Towards a ‘No Alliance’?

The referendum has changed politics for ever in Scotland and nowhere is this more pronounced than in the voting intentions for the Westminster general election. In 2010 we saw the almost boring repetition of Scottish Westminster results where no seats changed hands at all. We, therefore, have the same Scottish Westminster representation as 2005 – a political age ago. In 2005, Jack McConnell was still First Minister and Labour was in power at Westminster. Whilst Scottish politics has been totally transformed, Scotland’s membership of the House of Commons is frozen in time, a situation that is unlikely to go unaltered in May.

Scottish Labour Party Leader Johann LamoIf current polls are to be believed, Scotland’s Westminster representation will now fall into line with the predominant political trends in Scotland and this is primarily because of the referendum.

The referendum changed everything, by forcing Scottish politics into two camps and pitching the two opposing forces of Scottish politics directly against each other. It cast aside all the other niceties of Scottish politics and forced the parties of independence squarely against those opposed. The SNP and the much smaller Greens and SSP were then pitched against Labour, Conservative and Liberals at the expense of all other political considerations and resultant presentational problems. When the referendum was concluded, there was the almost naïve belief that these camps would simply be wound up and normal service would resume. This has proven to be an almost fatal miscalculation for the former No parties.

The idea that people who voted Yes would just all of a sudden decide that ‘that was that’ and start voting for a unionist party that stood against everything they wanted to achieve was, at best, fanciful. So, we have a huge upturn in SNP membership and big SNP leads in opinion polls, as Yes voters continue to be loyal to their referendum position with polls showing SNP support close to the 45% Yes secured in the referendum.

But how does the ‘referendum legacy’ leave the unionist parties? Well, all over the place and with a series of issues, would be the charitable assessment! Their first difficulty is that the No vote fragments into its three component parts, as each claim their share of the 55%. There is also the difficulty of the ‘soft Noes’, who feel aggrieved with the post referendum settlement- hence the hard work to make Smith seem like a substantial piece of work that honours the referendum promises made.

Trying to get Scotland back to ‘business as usual’ for a UK election is going to take some effort. With the referendum fallout all around them, Scotland feels like a place with unfinished business. Where the Yes vote seems to know where it wants to go at the general election, what about a tactical No vote? Already there are online campaigns mounted to try and secure a ‘No Alliance’ vote with a real effort being made to tactically defeat Alex Salmond in Gordon. Any talk of a No tactical vote presents the most obvious dangers for Labour. The prospect of Labour telling their voters to vote Tory to keep the SNP out only compounds their initial difficulty of being seen to work with the Tories during the referendum in the first place. It is also almost absurd- that Labour wants to replace the Tories as the Government in the UK.

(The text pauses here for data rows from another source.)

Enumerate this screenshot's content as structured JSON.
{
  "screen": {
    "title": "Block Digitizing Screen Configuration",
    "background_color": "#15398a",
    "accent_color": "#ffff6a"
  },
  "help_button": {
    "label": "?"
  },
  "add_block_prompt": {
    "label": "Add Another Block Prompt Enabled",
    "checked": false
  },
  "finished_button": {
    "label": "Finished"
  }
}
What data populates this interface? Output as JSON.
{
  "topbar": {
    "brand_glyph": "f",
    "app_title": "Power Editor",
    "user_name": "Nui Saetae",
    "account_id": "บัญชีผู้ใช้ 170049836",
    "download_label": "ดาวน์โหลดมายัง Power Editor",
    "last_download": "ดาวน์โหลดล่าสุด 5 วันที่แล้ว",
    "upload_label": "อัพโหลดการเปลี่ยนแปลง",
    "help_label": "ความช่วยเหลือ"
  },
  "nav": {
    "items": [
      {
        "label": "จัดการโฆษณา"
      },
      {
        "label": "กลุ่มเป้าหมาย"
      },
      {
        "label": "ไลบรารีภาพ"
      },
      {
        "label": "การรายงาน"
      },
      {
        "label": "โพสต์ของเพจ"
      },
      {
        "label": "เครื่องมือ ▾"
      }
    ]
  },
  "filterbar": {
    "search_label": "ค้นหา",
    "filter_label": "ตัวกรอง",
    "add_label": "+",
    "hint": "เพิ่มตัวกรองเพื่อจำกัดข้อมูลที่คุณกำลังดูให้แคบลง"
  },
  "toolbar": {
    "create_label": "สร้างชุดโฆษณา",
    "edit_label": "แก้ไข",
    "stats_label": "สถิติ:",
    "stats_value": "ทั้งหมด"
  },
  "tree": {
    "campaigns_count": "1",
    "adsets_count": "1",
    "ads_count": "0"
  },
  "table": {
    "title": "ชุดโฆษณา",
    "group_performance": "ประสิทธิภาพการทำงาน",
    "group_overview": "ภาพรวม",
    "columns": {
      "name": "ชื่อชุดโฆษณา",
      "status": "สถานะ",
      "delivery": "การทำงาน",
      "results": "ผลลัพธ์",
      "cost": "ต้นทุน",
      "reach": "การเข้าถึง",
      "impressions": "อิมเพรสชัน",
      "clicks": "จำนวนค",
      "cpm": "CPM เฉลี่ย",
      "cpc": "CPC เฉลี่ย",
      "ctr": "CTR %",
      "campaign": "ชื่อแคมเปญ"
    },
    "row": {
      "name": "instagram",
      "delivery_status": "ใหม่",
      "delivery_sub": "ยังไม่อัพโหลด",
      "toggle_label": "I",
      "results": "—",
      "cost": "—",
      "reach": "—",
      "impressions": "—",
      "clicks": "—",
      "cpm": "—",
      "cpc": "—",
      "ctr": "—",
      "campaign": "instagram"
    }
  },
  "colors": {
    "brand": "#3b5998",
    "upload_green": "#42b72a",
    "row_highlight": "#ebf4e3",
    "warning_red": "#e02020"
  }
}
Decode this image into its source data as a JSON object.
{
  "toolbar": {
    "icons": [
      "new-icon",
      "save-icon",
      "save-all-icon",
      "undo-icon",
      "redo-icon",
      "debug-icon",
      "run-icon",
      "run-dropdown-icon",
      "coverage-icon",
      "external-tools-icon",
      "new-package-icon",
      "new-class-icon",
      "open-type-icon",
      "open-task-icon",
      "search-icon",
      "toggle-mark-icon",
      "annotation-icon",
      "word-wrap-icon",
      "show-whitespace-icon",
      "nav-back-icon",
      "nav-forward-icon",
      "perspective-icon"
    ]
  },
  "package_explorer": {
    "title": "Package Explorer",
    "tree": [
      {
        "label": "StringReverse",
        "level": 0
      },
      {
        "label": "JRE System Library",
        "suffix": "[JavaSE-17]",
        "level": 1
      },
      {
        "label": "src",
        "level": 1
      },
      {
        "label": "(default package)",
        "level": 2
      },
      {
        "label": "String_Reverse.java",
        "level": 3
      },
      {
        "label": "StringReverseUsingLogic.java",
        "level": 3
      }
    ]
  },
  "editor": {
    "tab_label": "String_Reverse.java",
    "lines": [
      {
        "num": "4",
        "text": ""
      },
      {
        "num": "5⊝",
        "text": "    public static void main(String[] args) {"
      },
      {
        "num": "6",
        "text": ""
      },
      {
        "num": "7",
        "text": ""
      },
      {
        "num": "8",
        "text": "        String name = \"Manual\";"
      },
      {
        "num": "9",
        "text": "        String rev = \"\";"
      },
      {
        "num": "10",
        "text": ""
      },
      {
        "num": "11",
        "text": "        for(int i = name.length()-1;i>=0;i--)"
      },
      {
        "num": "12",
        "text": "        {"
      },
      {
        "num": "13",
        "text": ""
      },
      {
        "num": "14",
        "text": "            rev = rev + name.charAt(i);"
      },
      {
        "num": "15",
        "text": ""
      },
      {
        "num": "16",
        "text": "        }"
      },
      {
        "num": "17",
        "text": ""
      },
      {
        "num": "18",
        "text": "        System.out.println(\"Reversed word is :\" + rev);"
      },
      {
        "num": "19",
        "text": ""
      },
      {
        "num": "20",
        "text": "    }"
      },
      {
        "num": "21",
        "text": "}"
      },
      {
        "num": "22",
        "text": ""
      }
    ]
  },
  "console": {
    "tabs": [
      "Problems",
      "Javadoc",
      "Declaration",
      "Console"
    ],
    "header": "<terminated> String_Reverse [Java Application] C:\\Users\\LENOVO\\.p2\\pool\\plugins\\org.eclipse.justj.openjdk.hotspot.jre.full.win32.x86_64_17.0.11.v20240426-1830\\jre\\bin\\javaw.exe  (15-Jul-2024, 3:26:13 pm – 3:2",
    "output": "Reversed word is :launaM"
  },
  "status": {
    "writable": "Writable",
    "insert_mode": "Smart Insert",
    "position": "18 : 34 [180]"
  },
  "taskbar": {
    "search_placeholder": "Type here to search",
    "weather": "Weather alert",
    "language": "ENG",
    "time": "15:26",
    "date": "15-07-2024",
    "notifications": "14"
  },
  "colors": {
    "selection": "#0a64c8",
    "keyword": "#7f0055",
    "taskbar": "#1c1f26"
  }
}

The post-referendum Scottish political environment is, therefore, a place that presents huge challenges for the former No parties. Their best hope is that somehow, in the course of the next few months, the Scottish people put the referendum behind them and turn to the UK parties to forge a better Scotland. I sense that that’s just not going to happen any time soon.

4 thoughts on “Towards a ‘No Alliance’?

  1. bjsalba

    That is why I think that a Tory/Labour coalition after the GE next may is not so remote a possibility. I do wish sort of wish that SNP had been able to form an Alliance for the FPTP Westminster only. I am ambivalent though. I don’t want the brightest and best from the other parties (especially the young and inexperienced) going off to the Westminster cesspit – where they may be contaminated by the corruption. I think we should keep the best here to keep the SNP on their toes.

  2. Jake Gittes

    Pete as a general rule the points you have made here are sound. However I think it probable that in the central belt, the Tory vote will implode totally as their voters switch to the Labour party en mass in a tactical swing to stop the SNP. In Perth and the north east I think it will be tougher for Labour voters to vote Tory to keep out the SNP. Even though they are close in a Better Together sense, the hostility will be whipped by the London media into a binary choice during the GE campaign. I just cannot believe Labour voters would wish for and vote for a Tory MP over an SNP one. Tory voters though in the central belt have I think fewer scruples. Their Unionism is a dominant force in their world view. Nevertheless such Tories risk adding to the potential of a Milliband victory and they can expect brutal tax increases. Sure Labour will do austerity but their base will demand that the better off pay. So suburban Tories in the central belt had better be careful what the wish for by voting Labour.

  3. HeyNow (@HeyNow2020)

    I think a lot depends on whether MAXIMUM devolution is the #1 SNP focus for the Westminster election.
    It is harder to unite against something that most people actually want.

    Murphy’s powerless ‘patriotism’ needs to be exposed.
    Solidarity where we are outnumbered 10-1 isn’t patriotic.

    Flag waving alone won’t boost the economy – we need real powers to compete, and SNP needs to be seen as the most effective way to ensure maximum devolution at this time.